L’enseignement nous permet de rencontrer rapidement de nombreuses familles. Alors des Larose, oui, j’en ai connu plusieurs. Dont le très dynamique chauffeur d’autobus, Zéphirien Larose. Je n’étais pas certaine qu’ils fussent tous des descendants de François Deguire dit Larose, mais quand j’ai commencé à m’intéresser à la généalogie, à poser des questions, à avoir accès aux dictionnaires et aux registres, je fus surprise de trouver autant de personnes issues du même ancêtre que ma mère. Dans les registres paroissiaux, tous Larose ou Deguire confondus, c’est à Ripon que j’en ai dénombré près d’une centaine. 

Mes deux questions : 
Quand ont-ils délaissé le Deguire pour le Larose? Après 1900 on dirait bien. Dans les registres, pendant longtemps les deux noms, alors que même mon arrière-grand-père, à Saint-Laurent, n’a jamais employé le patronyme Larose. Quant à savoir pourquoi, j’ai eu vent que c’était souvent une simple chicane de famille, mais tous? Quand on se chicane, certains sont d’un côté et les autres d’un autre, tandis que là…. que des Larose. Les rares Deguire sont plutôt plus à l'ouest du côté de Gatineau, Masson, Ange-Gardien, Lochaber. 

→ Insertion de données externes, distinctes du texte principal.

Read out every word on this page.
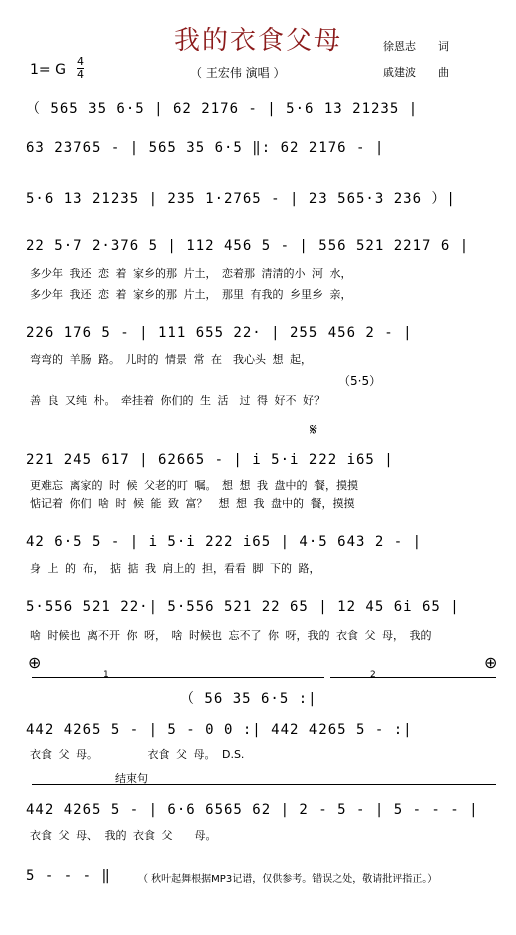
我的衣食父母
1= G $\frac{4}{4}$	（ 王宏伟 演唱 ）
徐恩志　　词
戚建波　　曲
（ 565 35 6·5 | 62 2176 - | 5·6 13 21235 |
63 23765 - | 565 35 6·5 ‖: 62 2176 - |
5·6 13 21235 | 235 1·2765 - | 23 565·3 236 ）|
22 5·7 2·376 5 | 112 456 5 - | 556 521 2217 6 |
多少年 我还 恋 着 家乡的那 片土，　恋着那 清清的小 河 水，
多少年 我还 恋 着 家乡的那 片土，　那里 有我的 乡里乡 亲，
226 176 5 - | 111 655 22· | 255 456 2 - |
弯弯的 羊肠 路。　儿时的 情景 常 在　我心头 想 起，
（5·5）
善 良 又纯 朴。　牵挂着 你们的 生 活　过 得 好不 好？
𝄋
221 245 617 | 62665 - | i 5·i 222 i65 |
更难忘 离家的 时 候 父老的叮 嘱。　想 想 我 盘中的 餐，摸摸
惦记着 你们 啥 时 候 能 致 富？　想 想 我 盘中的 餐，摸摸
42 6·5 5 - | i 5·i 222 i65 | 4·5 643 2 - |
身 上 的 布，　掂 掂 我 肩上的 担，看看 脚 下的 路，
5·556 521 22·| 5·556 521 22 65 | 12 45 6i 65 |
啥 时候也 离不开 你 呀，　啥 时候也 忘不了 你 呀，我的 衣食 父 母，　我的
⊕	⊕
1	2
（ 56 35 6·5 :|
442 4265 5 - | 5 - 0 0 :| 442 4265 5 - :|
衣食 父 母。　　　　　衣食 父 母。 D.S.
结束句
442 4265 5 - | 6·6 6565 62 | 2 - 5 - | 5 - - - |
衣食 父 母、 我的 衣食 父　　母。
5 - - - ‖	（ 秋叶起舞根据MP3记谱，仅供参考。错误之处，敬请批评指正。）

Ensuite: comment sont-ils arrivés dans la Petite-Nation. J’ai répondu en partie à cette seconde question en regardant le lieu des mariages : départ de Saint-Ours en 1700, puis Boucherville, quelques générations à Saint-Laurent entre 1750 et 1800, de terre en terre, de paroisse en paroisse vers Saint-Benoît ou Saint-Hermas ou Saint-Scholastique et arrivée à Saint-André-Avellin ou Chénéville un peu avant 1870. Il me reste à savoir quelles familles se sont dirigées vers la Petite-Nation, seulement celle de Jean-Baptiste Deguire et Appoline Cyr? Au moins une autre famille, celle du fils de Pierre Deguire et de Marie-Joseph-Françoise Groux et j'en parlerai dans un prochain billet : Le jour où… j’ai appris l’histoire de Canard-Blanc.

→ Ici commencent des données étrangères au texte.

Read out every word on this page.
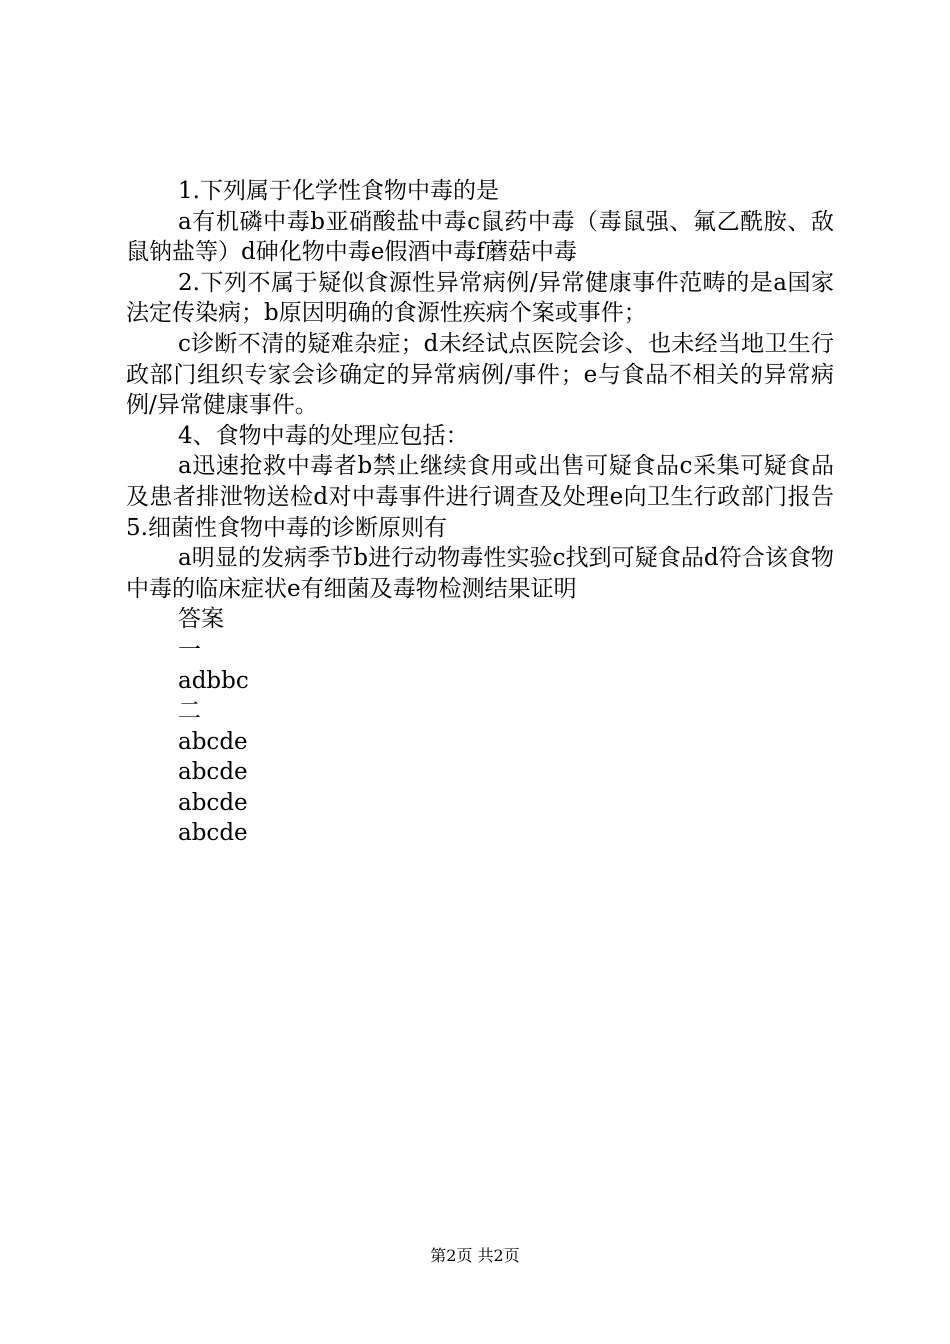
1.下列属于化学性食物中毒的是

a有机磷中毒b亚硝酸盐中毒c鼠药中毒（毒鼠强、氟乙酰胺、敌鼠钠盐等）d砷化物中毒e假酒中毒f蘑菇中毒

2.下列不属于疑似食源性异常病例/异常健康事件范畴的是a国家法定传染病；b原因明确的食源性疾病个案或事件；

c诊断不清的疑难杂症；d未经试点医院会诊、也未经当地卫生行政部门组织专家会诊确定的异常病例/事件；e与食品不相关的异常病例/异常健康事件。

4、食物中毒的处理应包括：

a迅速抢救中毒者b禁止继续食用或出售可疑食品c采集可疑食品及患者排泄物送检d对中毒事件进行调查及处理e向卫生行政部门报告5.细菌性食物中毒的诊断原则有

a明显的发病季节b进行动物毒性实验c找到可疑食品d符合该食物中毒的临床症状e有细菌及毒物检测结果证明

答案

一

adbbc

二

abcde

abcde

abcde

abcde

第2页 共2页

La nouvelle page Facebook s'enrichit chaque jour >>>

(Illustration empruntée au site Mémoire du Québec >>>)

lundi 27 janvier 2014

Le jour où...
je suis arrivée sur la rue Deguire

Je ne suis pas historienne, mais plutôt observatrice et fouineuse. Née Lamarche, j’ai beaucoup plus entendu parler de Bricault dit Lamarche, plus fréquenté ma famille paternelle, mais un jour de 1963, ma famille a déménagé au 1455, rue Deguire. C’était le patronyme de ma mère.

Combien de chances qu’une Deguire demeure sur la rue Deguire? 

Et sur les quinze maisons que j’ai connues en vingt ans, pourquoi au moins quatre à ville Saint-Laurent? Tant de liens avec cette municipalité. Et ce, plus de cinq générations après que Pierre Deguire se soit installé sur une grande terre, au nord de la côte des Vertus, après que son fils François Deguire y ait été maire. Un maire que mon arrière grand-père, né à Saint-Laurent, a sûrement connu, même s’il n’était qu’un lointain cousin.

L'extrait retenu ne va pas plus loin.